Kisah Marlina, Wanita Yang Diperkosa Gerombolan Perampok




Catatan DHIPA GALUH PURBA

“...harga kita adalah kehormatan kita”

 

BEGITU ungkap Penyair W.S. Rendra dalam sajaknya yang berjudul Sajak Seorang Tua Untuk Istrinya. Kehormatan menjadi sesuatu yang sangat berharga bagi setiap insan. Tidak akan ternilai harganya. Orang yang menjunjung tinggi kehormatannya, pasti akan senantiasa mempertahankan kehormatannya itu hingga titik darah penghabisan. Seperti juga yang dilakukan oleh tokoh Marlina yang memenggal kepala Markus, pemimpin geng perampok dalam film ”Marlina Si Pembunuh Empat Babak” (2017) .

Kalau saja Markus dan komplotan perampok hanya merampas harta Marlina sebagai pelunasan utang mendiang suaminya, belum tentu Marlina melakukan kenekatan itu. Namun, napsu iblis yang merasuki jiwa Markus untuk merenggut kehormatan Marlina, membuat janda yang baru ditinggal mati oleh suamianya itu melakukan kenekatan, demi mempertahankan kehormatannya. Dalam kondisi terdesak seperti itu, hanya ada satu pilihan: mempertahankan kehormatan dengan segala daya. Seorang wanita bisa menjadi sangat perkasa ketika merasa kehormatannya akan direnggut paksa.

 

Memenggal kepala, menenteng kepala: adakah yang merasa iba atau sedikit saja berempati kepada nasib Markus, sang pemimpin perampok? Sepertinya tidak, kecuali cara pandang hidupnya atau profesinya sama seperti Markus. Seorang copet yang tertangkap, kemudian dikeroyok beramai-ramai, mungkin saja masih ada yang berempati ketika mengetahui latarbelakang ia mencopet karena terdesak kebutuhan hidup, anaknya sakit keras, misalnya.
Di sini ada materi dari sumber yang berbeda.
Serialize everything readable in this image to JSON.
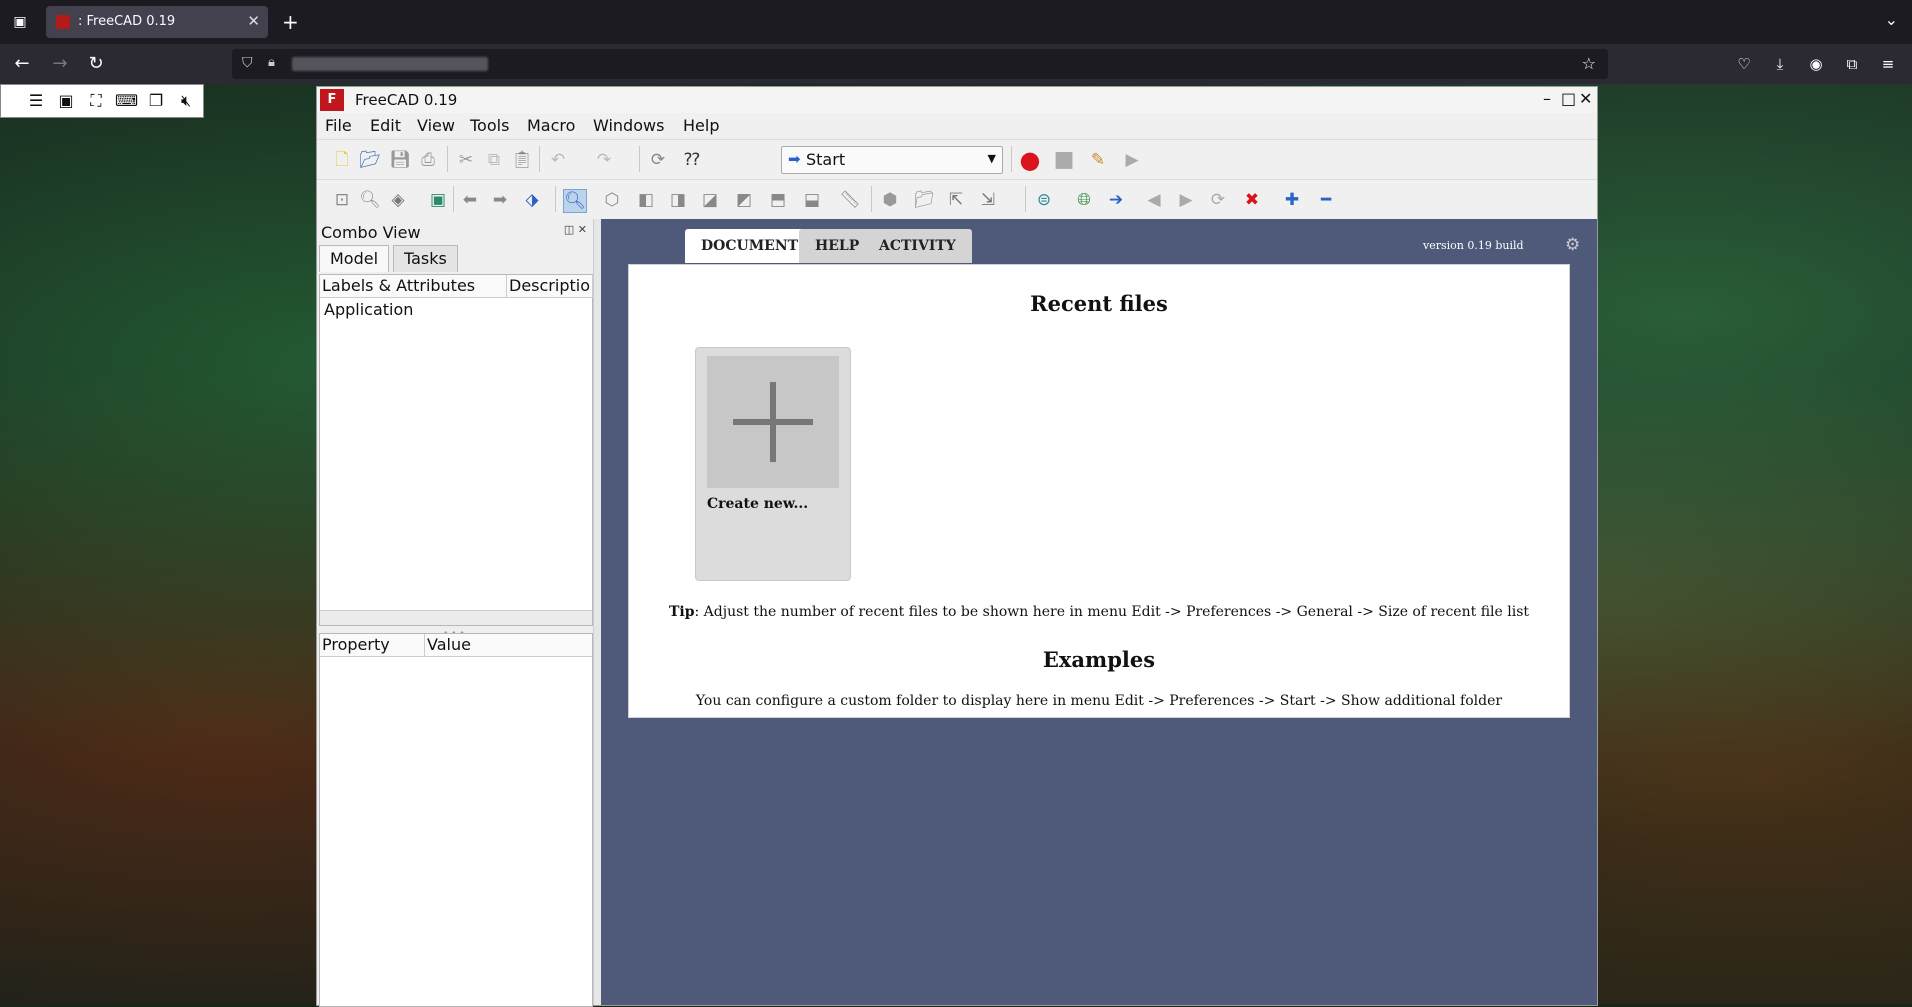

Pasti ada saja rasa iba. Berbeda dengan orang yang memperkosa. Tidak ada alasan apapun bagi seorang pemerkosa selain ingin memenuhi nafsu syahwatnya. Tidak ada yang diperjuangkan oleh seorang pemerkosa selain mengukuhkan keegoan dirinya. Ini bisa menjadi peringatan keras untuk kaum yang berniat memperkosa. Memaksa merenggut kehormatan atau kesucian seorang wanita, akibatnya bisa sangat fatal.

 

Adegan pemerkosaan Marlina dan Marlina yang menenteng kepala Markus mendapat perhatian khusus dalam proses penyensoran ”Marlina Si Pembunuh Empat Babak” di Lembaga Sensor Film (LSF). Dalam menilai dan meneliti film, LSF tidak melihatnya secara farsial. Konteks cerita senantiasa menjadi sesuatu yang sangat dipertimbangkan. Marlina memenggal kepala orang, karena ada penyebabnya yang sangat logis dalam cerita. Marlina itu bukan seorang psikopat tukang membunuh. Ia membunuh untuk mempertahankan kehormatannya. Adegan menenteng kepala Markus merupakan gambaran Marlina yang memiliki sensibilitas hukum, yang siap bertanggungjawab atas perbuatannya. Kepala Markus dibawa ke kantor polisi untuk dijadikan bukti bahwa ia telah membunuh pemimpin rampok itu. Dari adegan tersebut, jelas bahwa Marlina pun menyadari perbuatannya harus dipertanggungjawabkan di depan hukum.

 

Jika setting lokasinya di Bekasi, Jawa Barat, kemungkinan besar Marlina tidak akan dipidana. Bahkan Polisi akan memberikan penghargaan kepada Marlina. Mari kita lihat kasus pembunuhan begal yang dilakukan oleh seorang pemuda pemberani bernama Irfan Bahri (19) pada bulan Mei yang lalu. Irfan yang dibegal di flyover Summarecon tidak pasrah begitu saja, melainkan melawan begal sehingga terjadi pertumpahan darah. Meski Irfan dikeroyok, tetapi Irfan lebih tangguh, sampai salahsatu dari pembegal itu meregang nyawa. Irfan tidak dihukum, malah mendapatkan penghargaan atas keberaniannya melawan begal. Polisi memastikan bahwa melawan begal tak dipidana, demikian kutipan dari judul berita www.merdeka.com (31/05/2018).

 

Konteks ceritanya bisa dipahami, dan film ”Marlina Si Pembunuh Empat Babak” diputuskan lolos sensor untuk ditonton oleh masyarakat berusia 21 tahun keatas (21+). Berdasarkan kriteria penyensoran yang diatur dalam Peraturan Pemerintah No. 18, tahun 2014, untuk film yang dikategorikan 21+ diperbolehkan mengandung adegan visual dan dialog tentang seks serta kekerasan dan sadisme yang tidak berlebihan (Pasal 36, huruf c). Sekali lagi, sadisme diperbolehkan tetapi tetap tidak berlebihan. Maka film ”Marlina Si Pembunuh Empat Babak” pun diloloskan 21+ dengan revisi pada adegan pemerkosaan dan kepala Markus yang ditenteng. Meskipun LSF memahami konteks cerita pada film yang disensor, tetapi untuk adegan-adegan yang terlalu vulgar atau sadis tetap harus direvisi sebelum mendapatkan Surat tanda Lulus Sensor. Kurang-lebih ada 50 detik yang harus direvisi pada Film ”Marlina Si Pembunuh Empat Babak” yang disensor LSF pada 12 Juli 2017.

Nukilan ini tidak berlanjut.